Town and district in Afyonkarahisar, Turkey

Sandıklı is a town of Afyonkarahisar Province in the Aegean region of Turkey. It is the seat of Sandıklı District. Its population is 54,851 (2024). Adnan Öztaş was elected from the AK Party in the 2024 Turkish Local Elections.

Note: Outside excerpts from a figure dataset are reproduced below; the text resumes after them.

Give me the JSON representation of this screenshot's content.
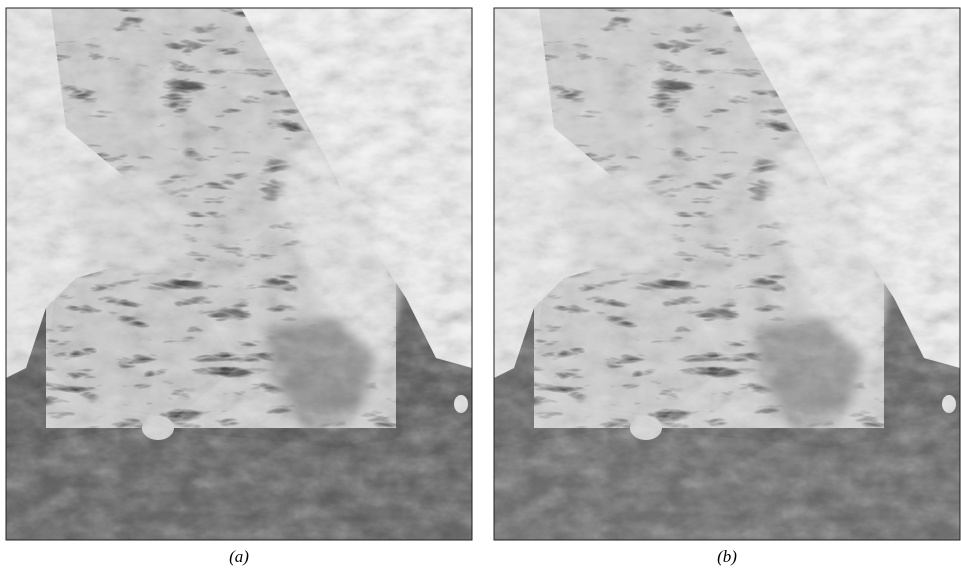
{
  "panels": [
    {
      "label": "(a)"
    },
    {
      "label": "(b)"
    }
  ]
}
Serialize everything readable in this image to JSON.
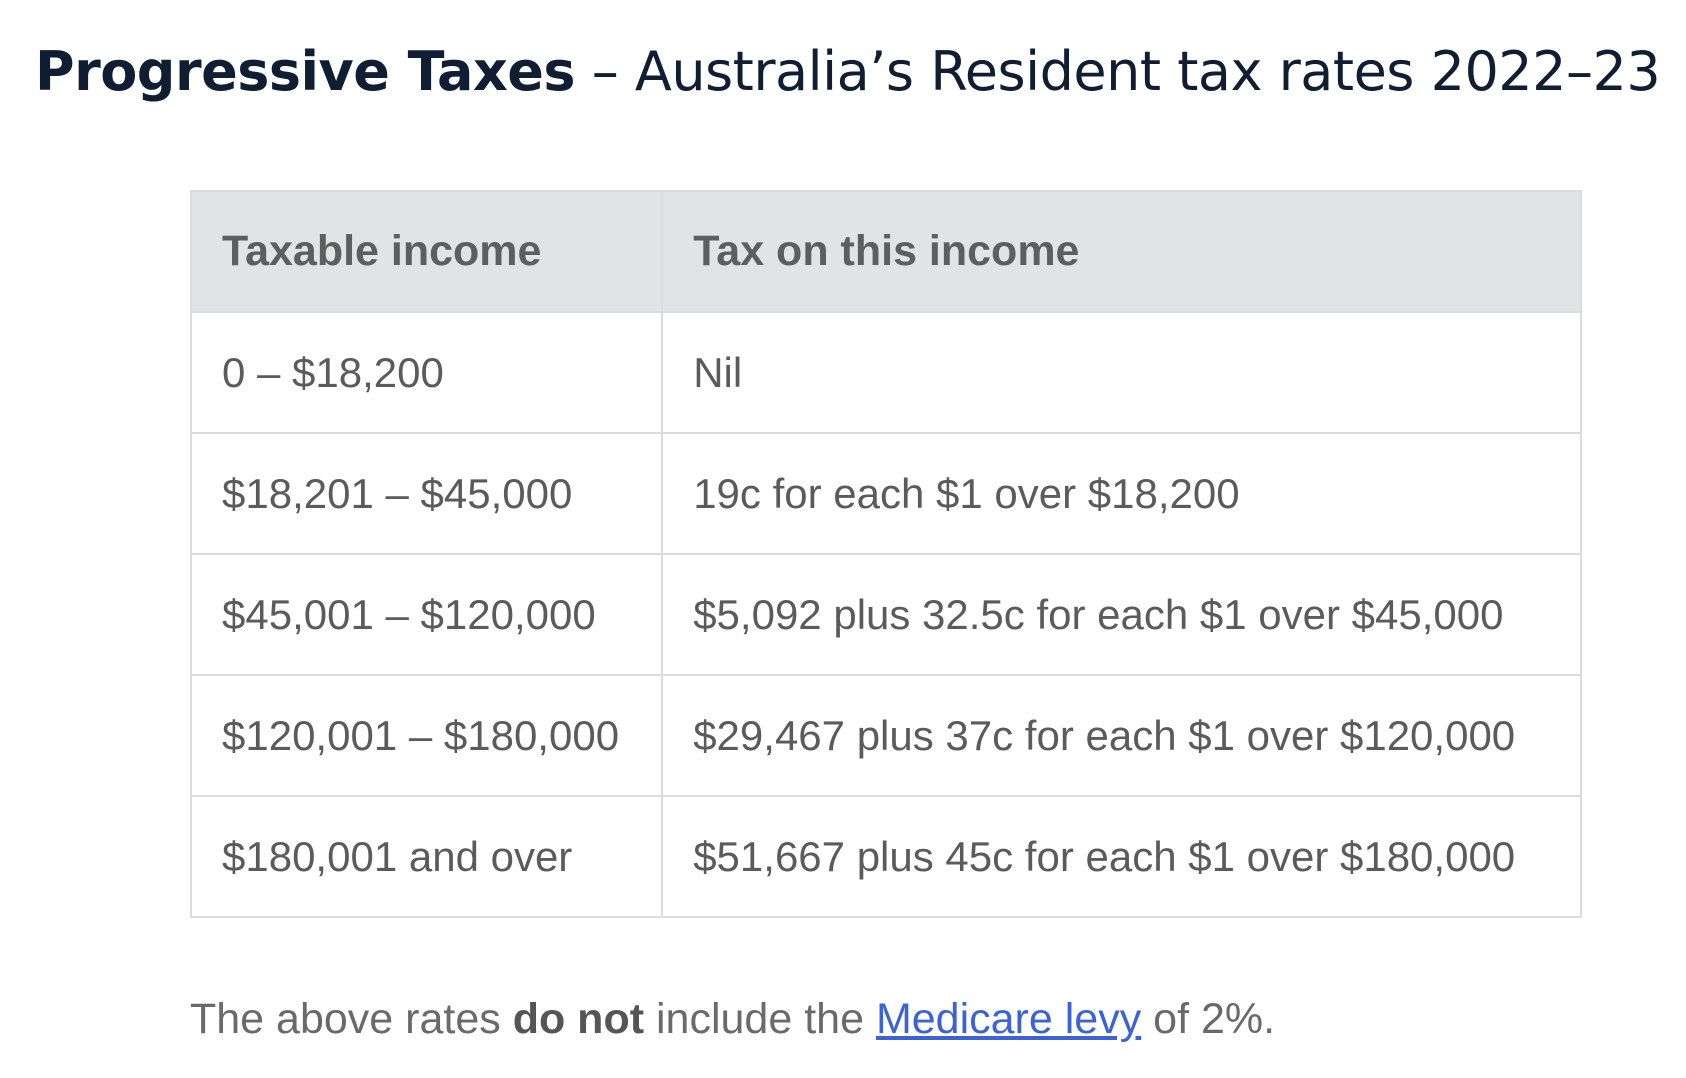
{
  "title": {
    "bold_part": "Progressive Taxes",
    "rest": " – Australia’s Resident tax rates 2022–23"
  },
  "table": {
    "headers": [
      "Taxable income",
      "Tax on this income"
    ],
    "rows": [
      [
        "0 – $18,200",
        "Nil"
      ],
      [
        "$18,201 – $45,000",
        "19c for each $1 over $18,200"
      ],
      [
        "$45,001 – $120,000",
        "$5,092 plus 32.5c for each $1 over $45,000"
      ],
      [
        "$120,001 – $180,000",
        "$29,467 plus 37c for each $1 over $120,000"
      ],
      [
        "$180,001 and over",
        "$51,667 plus 45c for each $1 over $180,000"
      ]
    ]
  },
  "footnote": {
    "before": "The above rates ",
    "emphasis": "do not",
    "middle": " include the ",
    "link_text": "Medicare levy",
    "after": " of 2%."
  },
  "colors": {
    "title": "#0f1e33",
    "header_bg": "#e2e3e4",
    "border": "#dcdcdc",
    "text": "#5b5b5b",
    "link": "#3b63d6"
  }
}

Sandıklı is famed for its marble quarries, its dairy cream kaymak, and its Turkish delight. People also come from all over Turkey to bathe in the hot springs and natural mud baths in the district.

==History==
From 1867 until 1922, Sandıklı was part of the Hüdavendigâr vilayet of the Ottoman Empire.

==Notable natives==
- Nuri Bilgin Professor of psychology at Ege University in İzmir. Father of writer Elif Şafak.
- Ahmet Inam writer and philosopher, at Middle East Technical University in Ankara.